D Tu sei anche un esperto di globalizzazione e sappiamo bene che la globalizzazione- negli ultimi trent’anni – ha prodotto una costante svalutazione del valore “lavoro”: in soldoni, oggi ci sono – in occidente, ma progressivamente anche in oriente – sempre meno “operai” con mansioni sempre più ristette (e conseguenti salari) e con una totale mancanza di controllo del processo produttivo complessivo. Fabbrica e ring è un omaggio ai tempi che furono o la certificazione che il mondo è irreversibilmente cambiato?
R La seconda ipotesi, la certificazione, senza dubbio. Non esistono rimpianti per il rumore in fabbrica, i tempi della catena, i turni interminabili, i salari da sopravvivenza. Anche il tramonto della fabbrica fordista - con le mansioni ripetitive, l’alienazione, la scomparsa dell’orgoglio operaio - non suscita nostalgia. Soprattutto non ha condotto a quei cambiamenti che la sua dirompenza nel rapporto capitale-lavoro aveva lasciato immaginare. Eppure, anche oggi la fabbrica è lasciata alla creazione di valore economico, alla separazione tra produttori e proprietari, ad anni luce di distanza tra gli operai e le merci. Un argomento serpeggia nei racconti: il conflitto è propedeutico al progresso, al dinamismo sociale. La Grande Depressione ha prodotto il New Deal, il welfare, i sindacati organizzati. Il dopoguerra ha diffuso il benessere. Gli anni ’70 – lo illustra chiaramente il racconto di Detroit – hanno rappresentato l’ultimo tentativo di utilizzare la lotta di classe come motore dello sviluppo Non esistevamo spazi e volontà per cambiamenti radicali. Il paese si è adagiato sulla sua potenza declinante. Adesso è insidiato tecnologicamente dall’Asia e non vanta pugili che scaldano i cuori. Il racconto di Saginaw descrive la vittoria di Trump in una città ex operaia travolta dalla disoccupazione, disorientata dal lato oscuro della globalizzazione, capace di un omicidio per odio o per istinto.

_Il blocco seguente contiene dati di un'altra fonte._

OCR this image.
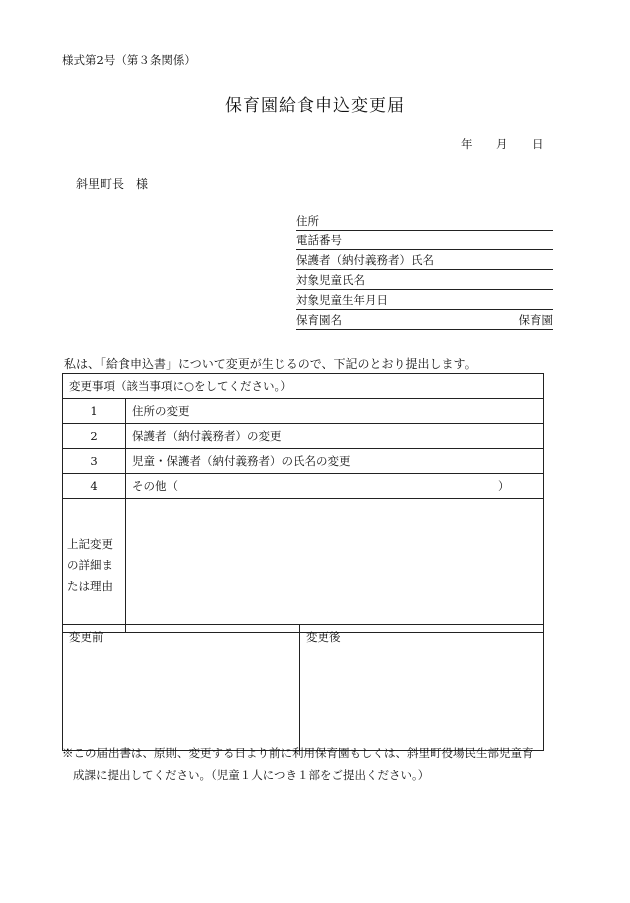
様式第2号（第３条関係）
保育園給食申込変更届
年 月 日
斜里町長　様
住所
電話番号
保護者（納付義務者）氏名
対象児童氏名
対象児童生年月日
保育園名	保育園
私は、「給食申込書」について変更が生じるので、下記のとおり提出します。
変更事項（該当事項に○をしてください。）	
1	住所の変更
2	保護者（納付義務者）の変更
3	児童・保護者（納付義務者）の氏名の変更
4	その他（ ）

上記変更
の詳細ま
たは理由	

変更前	変更後
※この届出書は、原則、変更する日より前に利用保育園もしくは、斜里町役場民生部児童育
成課に提出してください。（児童１人につき１部をご提出ください。）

D A chi parlano i tuoi racconti?
R Se fossi ancora giovane risponderei: alla classe operaia e ai pugili. Oggi vorrei rivolgermi a chi coltiva i dubbi e poi prende posizione, a chi è intellettualmente curioso, a chi è incline a pensare che gli Stati Uniti non siano una semplice proiezione europea. E poi a me stesso.